0

I am trying to match listings of products in a JSON lines format with products in another file also in JSON format. This is sometimes called Record Linkage, Entity Resolution, Reference Reconciliation, or just matching.

The goal is to match product listings from a 3rd party retailer, e.g. “Nikon D90 12.3MP Digital SLR Camera (Body Only)” against a set of known products, e.g. “Nikon D90”.

Details

Data Objects

Product

{
"product_name": String // A unique id for the product
"manufacturer": String
"family": String // optional grouping of products
"model": String
"announced-date": String // ISO-8601 formatted date string, e.g. 2011-04-28T19:00:00.000-05:00
}

Listing

{
"title": String // description of product for sale
"manufacturer": String // who manufactures the product for sale
"currency": String // currency code, e.g. USD, CAD, GBP, etc.
"price": String // price, e.g. 19.99, 100.00
}

Result

{
"product_name": String
"listings": Array[Listing]
}

Data Contains two files: products.txt – Contains around 700 products listings.txt – Contains about 20,000 product listings

Current code (using python):

import jsonlines
import json
import re
import logging, sys

logging.basicConfig(stream=sys.stderr, level=logging.DEBUG)

with jsonlines.open('products.jsonl') as products:
  for prod in products:
    jdump = json.dumps(prod)
    jload = json.loads(jdump)
    regpat = re.compile("^\s+|\s*-| |_\s*|\s+$")
    prodmatch = [x for x in regpat.split(jload["product_name"].lower()) if x]
    manumatch = [x for x in regpat.split(jload["manufacturer"].lower()) if x]
    modelmatch = [x for x in regpat.split(jload["model"].lower()) if x]
    wordmatch = prodmatch + manumatch + modelmatch
    #print (wordmatch)
    #logging.debug('product first output')
    with jsonlines.open('listings.jsonl') as listings:
      for entry in listings:
        jdump2 = json.dumps(entry)
        jload2 = json.loads(jdump2)
        wordmatch2 = [x for x in regpat.split(jload2["title"].lower()) if x]
        #print (wordmatch2)
        #logging.debug('listing first output')
        contained = [x for x in wordmatch2 if x in wordmatch]
        if contained:
          print(contained)
        #logging.debug('contained first match')

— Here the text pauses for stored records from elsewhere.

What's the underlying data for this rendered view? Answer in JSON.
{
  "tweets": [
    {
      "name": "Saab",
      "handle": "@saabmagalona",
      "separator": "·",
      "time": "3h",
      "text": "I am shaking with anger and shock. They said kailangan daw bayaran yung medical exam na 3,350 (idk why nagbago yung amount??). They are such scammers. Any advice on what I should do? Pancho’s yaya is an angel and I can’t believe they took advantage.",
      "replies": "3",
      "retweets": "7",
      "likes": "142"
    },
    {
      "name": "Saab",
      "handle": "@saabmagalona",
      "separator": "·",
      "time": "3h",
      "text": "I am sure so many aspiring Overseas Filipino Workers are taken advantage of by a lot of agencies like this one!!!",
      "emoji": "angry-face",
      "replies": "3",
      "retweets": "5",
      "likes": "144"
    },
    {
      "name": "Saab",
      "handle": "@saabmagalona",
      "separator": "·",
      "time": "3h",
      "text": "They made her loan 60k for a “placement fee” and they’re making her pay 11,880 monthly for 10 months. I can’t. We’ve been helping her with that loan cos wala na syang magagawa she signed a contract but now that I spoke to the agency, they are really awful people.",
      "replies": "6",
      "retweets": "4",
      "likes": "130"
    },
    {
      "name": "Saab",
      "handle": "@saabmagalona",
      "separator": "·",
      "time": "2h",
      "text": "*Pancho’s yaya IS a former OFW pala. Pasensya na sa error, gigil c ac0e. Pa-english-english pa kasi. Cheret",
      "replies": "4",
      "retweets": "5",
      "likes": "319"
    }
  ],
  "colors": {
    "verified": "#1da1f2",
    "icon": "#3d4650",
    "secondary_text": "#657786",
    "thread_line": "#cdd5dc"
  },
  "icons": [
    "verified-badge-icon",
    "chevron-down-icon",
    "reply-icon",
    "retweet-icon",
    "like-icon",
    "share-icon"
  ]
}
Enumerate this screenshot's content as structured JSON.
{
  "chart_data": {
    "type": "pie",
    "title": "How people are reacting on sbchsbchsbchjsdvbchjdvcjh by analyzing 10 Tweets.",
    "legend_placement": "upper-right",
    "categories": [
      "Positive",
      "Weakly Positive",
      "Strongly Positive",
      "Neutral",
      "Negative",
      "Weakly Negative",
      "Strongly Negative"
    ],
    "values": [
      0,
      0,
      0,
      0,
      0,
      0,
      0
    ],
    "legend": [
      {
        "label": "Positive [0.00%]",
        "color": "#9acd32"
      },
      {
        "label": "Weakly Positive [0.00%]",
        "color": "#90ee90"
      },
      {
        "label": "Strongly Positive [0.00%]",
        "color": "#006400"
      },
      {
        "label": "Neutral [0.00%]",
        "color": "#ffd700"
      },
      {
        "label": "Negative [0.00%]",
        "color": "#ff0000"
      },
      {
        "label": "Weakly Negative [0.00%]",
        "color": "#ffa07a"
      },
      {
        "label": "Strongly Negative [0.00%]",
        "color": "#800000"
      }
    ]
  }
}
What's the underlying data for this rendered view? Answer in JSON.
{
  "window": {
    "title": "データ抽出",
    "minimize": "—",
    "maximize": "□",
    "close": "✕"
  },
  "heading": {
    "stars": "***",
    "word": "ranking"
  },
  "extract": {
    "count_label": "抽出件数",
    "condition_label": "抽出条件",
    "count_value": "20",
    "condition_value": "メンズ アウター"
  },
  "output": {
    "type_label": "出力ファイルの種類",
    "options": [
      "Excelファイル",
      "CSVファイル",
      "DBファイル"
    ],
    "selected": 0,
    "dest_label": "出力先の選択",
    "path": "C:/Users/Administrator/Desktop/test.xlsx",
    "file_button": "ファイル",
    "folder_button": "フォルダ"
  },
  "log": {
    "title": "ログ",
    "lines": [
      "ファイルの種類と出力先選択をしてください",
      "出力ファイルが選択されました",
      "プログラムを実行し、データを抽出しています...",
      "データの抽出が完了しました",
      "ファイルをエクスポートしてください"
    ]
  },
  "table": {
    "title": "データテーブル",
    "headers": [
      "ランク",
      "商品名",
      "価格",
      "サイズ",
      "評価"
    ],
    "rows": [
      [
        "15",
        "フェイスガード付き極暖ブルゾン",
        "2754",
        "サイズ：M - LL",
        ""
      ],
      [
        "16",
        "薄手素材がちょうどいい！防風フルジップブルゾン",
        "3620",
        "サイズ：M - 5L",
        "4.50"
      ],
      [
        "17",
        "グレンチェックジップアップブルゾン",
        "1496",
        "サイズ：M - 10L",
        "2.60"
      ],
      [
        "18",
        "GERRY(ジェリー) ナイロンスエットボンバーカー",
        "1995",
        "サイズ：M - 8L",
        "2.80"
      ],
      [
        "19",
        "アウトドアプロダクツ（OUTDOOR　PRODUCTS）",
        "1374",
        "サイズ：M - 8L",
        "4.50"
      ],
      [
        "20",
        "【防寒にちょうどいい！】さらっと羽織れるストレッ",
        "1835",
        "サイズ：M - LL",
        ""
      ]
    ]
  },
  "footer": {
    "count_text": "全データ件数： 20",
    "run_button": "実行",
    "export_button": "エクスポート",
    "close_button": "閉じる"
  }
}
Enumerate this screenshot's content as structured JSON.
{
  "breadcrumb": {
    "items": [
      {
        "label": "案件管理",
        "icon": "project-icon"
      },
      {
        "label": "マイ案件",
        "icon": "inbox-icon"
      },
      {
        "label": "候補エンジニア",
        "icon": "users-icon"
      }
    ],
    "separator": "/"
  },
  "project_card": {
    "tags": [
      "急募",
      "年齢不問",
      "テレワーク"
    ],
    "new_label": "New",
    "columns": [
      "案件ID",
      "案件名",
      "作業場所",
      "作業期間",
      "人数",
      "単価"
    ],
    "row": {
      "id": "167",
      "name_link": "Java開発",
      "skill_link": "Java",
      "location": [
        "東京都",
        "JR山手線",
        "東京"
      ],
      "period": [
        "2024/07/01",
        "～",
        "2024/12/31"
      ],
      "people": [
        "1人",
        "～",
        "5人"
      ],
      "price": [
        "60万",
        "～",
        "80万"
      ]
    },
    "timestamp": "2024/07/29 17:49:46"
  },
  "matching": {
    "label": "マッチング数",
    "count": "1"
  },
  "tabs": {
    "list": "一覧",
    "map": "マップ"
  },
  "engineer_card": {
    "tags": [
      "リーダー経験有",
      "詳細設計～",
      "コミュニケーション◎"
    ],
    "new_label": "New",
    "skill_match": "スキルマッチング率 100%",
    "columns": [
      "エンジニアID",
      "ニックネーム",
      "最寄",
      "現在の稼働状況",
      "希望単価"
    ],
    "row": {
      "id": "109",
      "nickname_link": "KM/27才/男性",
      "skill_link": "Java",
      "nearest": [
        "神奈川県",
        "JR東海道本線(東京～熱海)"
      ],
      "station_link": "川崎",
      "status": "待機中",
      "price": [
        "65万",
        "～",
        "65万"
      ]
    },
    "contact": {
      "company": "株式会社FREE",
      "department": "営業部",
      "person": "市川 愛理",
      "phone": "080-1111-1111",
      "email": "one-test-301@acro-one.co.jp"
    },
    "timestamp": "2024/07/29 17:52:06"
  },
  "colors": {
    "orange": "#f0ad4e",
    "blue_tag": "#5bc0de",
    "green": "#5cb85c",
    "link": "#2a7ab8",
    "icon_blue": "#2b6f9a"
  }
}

Code above splits up the words in the product_name, model, and manufacturer in the products file and tries to match strings from the listings file but I feel like this is too slow and there must be a better way to do it. Any help is appreciated

  • What's working, what isn't? If you want an answer, you have to ask a question. – Chris Johnson Oct 07 '17 at 21:58
  • The nested for loops go through all the data but my matches aren't very accurate or precise for that matter. It also takes too long to parse through – Joseph Joestar Oct 07 '17 at 22:04
  • You might want to find a database with full text search and use that. There are also online resources about text normalization which can improve this code or your use of a full text search database. I know this is open ended but it's a big field, pick a corner and start reading. :) – ldrg Oct 07 '17 at 22:12

1 Answers1

0

First, I'm not sure what's going on with the dumps() followed by the loads(). If you can find a way to avoid serializing and unserializing everything on each iteration that'll be a big win as it seems totally redundant from the code you've posted here.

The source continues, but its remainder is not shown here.